Police intervene during a protest at the CPR in Milan, Italy, on October 12, 2020 | Photo: ANSA/Andrea Fasani
Police intervene during a protest at the CPR in Milan, Italy, on October 12, 2020 | Photo: ANSA/Andrea Fasani

A court in Milan ruled in favor of a Tunisian asylum seeker this week. He should have been allowed to keep his cell phone at a repatriation center, the judges found.

The Milan court ruled on Monday (March 15) that the rights of a Tunisian asylum seeker had been violated at a Center for Repatriation (CPR) because he had not been allowed to keep his cell phone on him.

The Association of Juridical Studies on Immigration (ASGI) published a press release on the ruling, stressing that "limiting the freedom of communication of detainees ... has no legal grounds in our system and instead goes against constitutional and international legislation."
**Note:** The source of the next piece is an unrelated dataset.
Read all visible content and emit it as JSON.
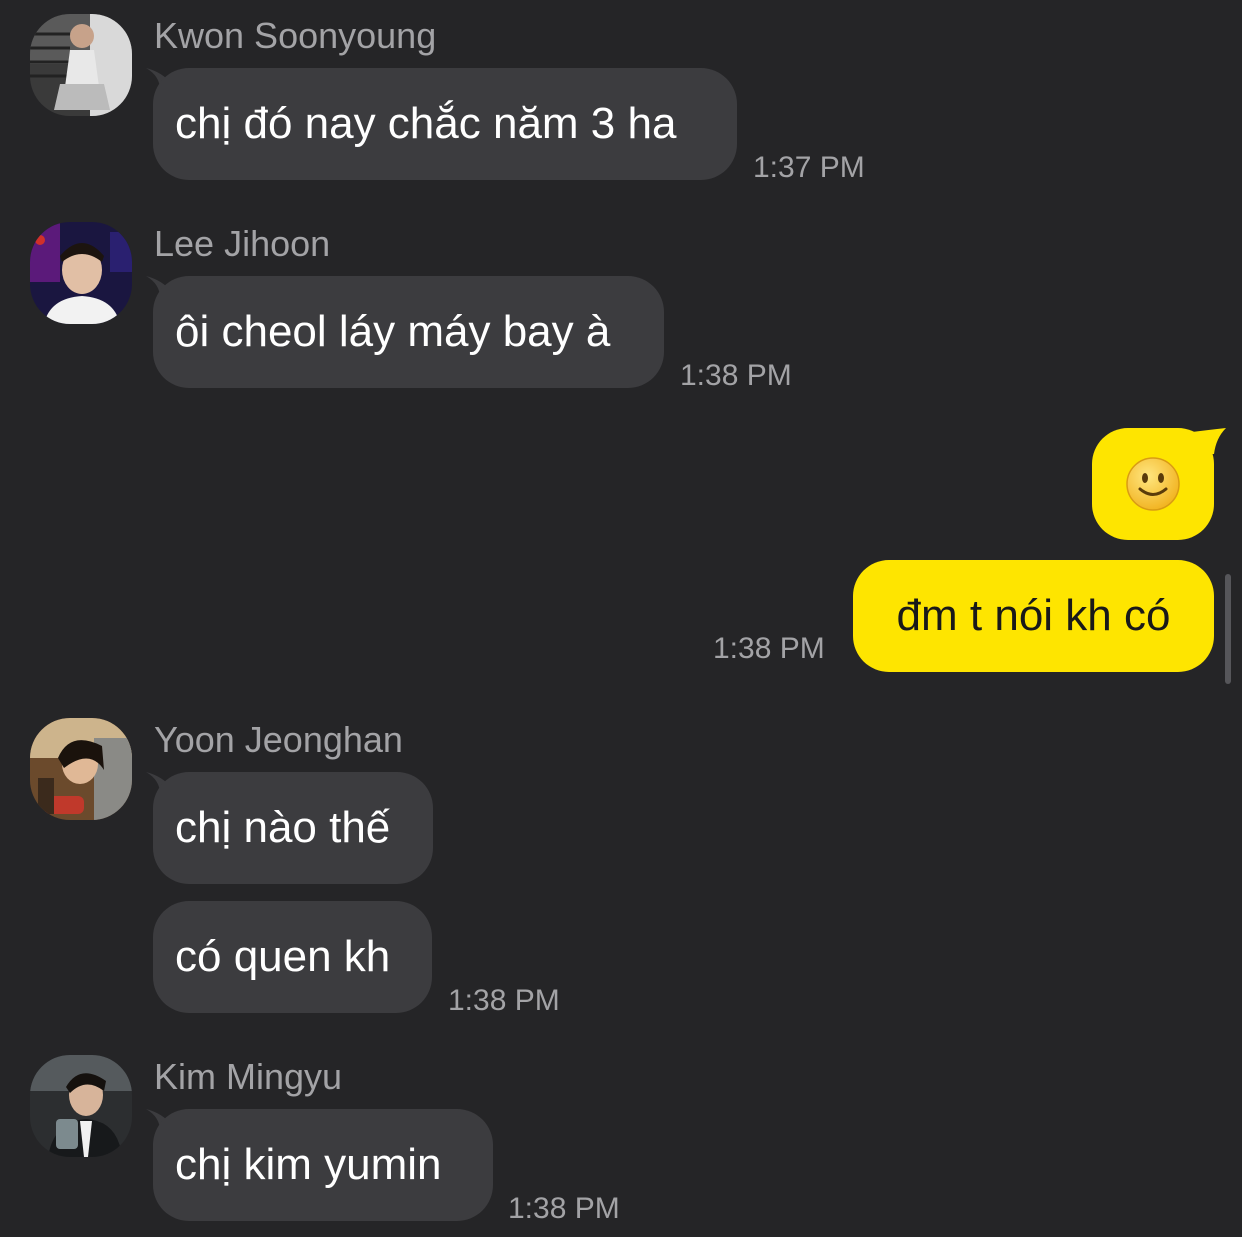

Couldn't contact asylum lawyer

ASGI said that a cell phone ban limits the ability of residents at CPRs to communicate with the outside world, which could be seen as a violation of their right to a defense in their asylum case.

The association said that this was the case for the Tunisian national staying at a CPR in Milan. The court reportedly found that the asylum seeker had not been allowed to communicate with his trusted defense attorney before a hearing regarding his detention, which caused his lawyer to miss the appointment.

Authorities ordered to allow cellphone

The judges reportedly ordered the prefecture, Milan's police headquarters and the agency managing the center to allow the man to keep and use his cell phone at the center.

ASGI said that the ruling was very significant, because the court found that the public phones present inside the center can't guarantee the freedom to communicate for detainees, because they need access to their personal contacts.

"The principles outlined by the Milan court represent a step forward in the safeguard of the rights of detained foreigners", the association said.